Noutra ocasião, houve um incêndio próximo ao apartamento onde esse mesmo senhor de jeito distraído, sempre metido em calças pula-brejo, morava. E ele pediu autorização dos bombeiros para ver de perto as dezenas de cadáveres carbonizados. E, quando os restos mortais do imperador Maximiliano I foram trasladados do México para Viena, o velhinho implorou para examinar com as próprias mãos o crânio e os ossos do monarca. Ele também mantinha em casa o crânio de um primo que se suicidou com um tiro na cabeça.

Tais episódios protagonizados pelo compositor Anton Bruckner compõem uma figura desequilibrada. Ele era de fato esquisitão. Mas não se deixe enganar. Bruckner foi um formidável compositor. Richard Wagner o considerava o único herdeiro digno de Beethoven.

Desde Bach, a música não encontrava outro compositor tão religiosamente devotado quanto o austríaco Anton Bruckner. Filho de professores, teve seu destino, que parecia certo na mesma direção dos pais, mudado em função de sua paixão pelo órgão. Sua educação no convento de St. Florian fez dele um incondicional devoto do catolicismo e um apaixonado pelo estilo barroco.

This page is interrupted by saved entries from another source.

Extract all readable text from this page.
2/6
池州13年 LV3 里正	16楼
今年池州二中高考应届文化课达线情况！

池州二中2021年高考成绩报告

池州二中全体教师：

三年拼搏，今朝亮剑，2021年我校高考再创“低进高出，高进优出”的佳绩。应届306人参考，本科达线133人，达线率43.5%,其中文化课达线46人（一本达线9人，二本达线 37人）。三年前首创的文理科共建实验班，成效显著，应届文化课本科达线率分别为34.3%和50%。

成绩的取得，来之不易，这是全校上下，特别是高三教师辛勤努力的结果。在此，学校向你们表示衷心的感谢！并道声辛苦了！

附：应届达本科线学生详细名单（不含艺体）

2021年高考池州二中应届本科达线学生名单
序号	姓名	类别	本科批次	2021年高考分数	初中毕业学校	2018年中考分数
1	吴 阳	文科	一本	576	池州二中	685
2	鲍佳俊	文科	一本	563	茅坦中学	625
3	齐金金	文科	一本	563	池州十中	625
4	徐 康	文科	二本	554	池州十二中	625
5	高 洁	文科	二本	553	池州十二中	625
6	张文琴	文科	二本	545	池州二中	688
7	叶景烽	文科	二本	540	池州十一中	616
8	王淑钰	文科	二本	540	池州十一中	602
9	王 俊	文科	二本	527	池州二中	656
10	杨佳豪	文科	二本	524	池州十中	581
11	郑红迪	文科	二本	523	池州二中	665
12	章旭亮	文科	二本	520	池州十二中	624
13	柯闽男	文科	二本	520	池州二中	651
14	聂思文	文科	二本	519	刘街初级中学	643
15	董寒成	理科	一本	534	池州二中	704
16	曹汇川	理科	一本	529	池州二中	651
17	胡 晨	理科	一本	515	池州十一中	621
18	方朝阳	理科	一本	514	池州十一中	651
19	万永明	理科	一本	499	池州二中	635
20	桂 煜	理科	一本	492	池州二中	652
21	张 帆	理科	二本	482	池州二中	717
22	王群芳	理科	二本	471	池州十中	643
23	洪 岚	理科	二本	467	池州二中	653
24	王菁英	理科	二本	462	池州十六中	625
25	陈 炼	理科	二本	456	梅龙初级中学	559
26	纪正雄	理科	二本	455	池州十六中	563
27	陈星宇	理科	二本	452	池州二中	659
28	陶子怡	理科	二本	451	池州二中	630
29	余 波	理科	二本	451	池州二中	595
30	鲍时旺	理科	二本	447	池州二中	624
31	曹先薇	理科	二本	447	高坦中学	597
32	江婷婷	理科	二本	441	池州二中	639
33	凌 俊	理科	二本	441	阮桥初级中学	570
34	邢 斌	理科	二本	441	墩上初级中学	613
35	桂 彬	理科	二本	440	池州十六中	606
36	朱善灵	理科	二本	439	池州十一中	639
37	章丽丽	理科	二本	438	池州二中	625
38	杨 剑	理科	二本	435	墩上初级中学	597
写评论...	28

Além da profunda religiosidade, Bruckner desenvolveu uma obsessão pela numerologia e uma mórbida atração por cadáveres, principalmente depois de ter o crânio de Beethoven em suas mãos. Era, no entanto, uma pessoa de modos simples. Interiorano, sentia-se deslocado na sofisticada sociedade vienense. Não teve muitas chances em vida e não possuía o espírito da autopromoção tão aguçado quanto o de outros compositores. Ele se alimentava de sua fé. Deixou uma obra de profunda espiritualidade, que abriu novos caminhos para a sinfonia na passagem do século 19 para o 20.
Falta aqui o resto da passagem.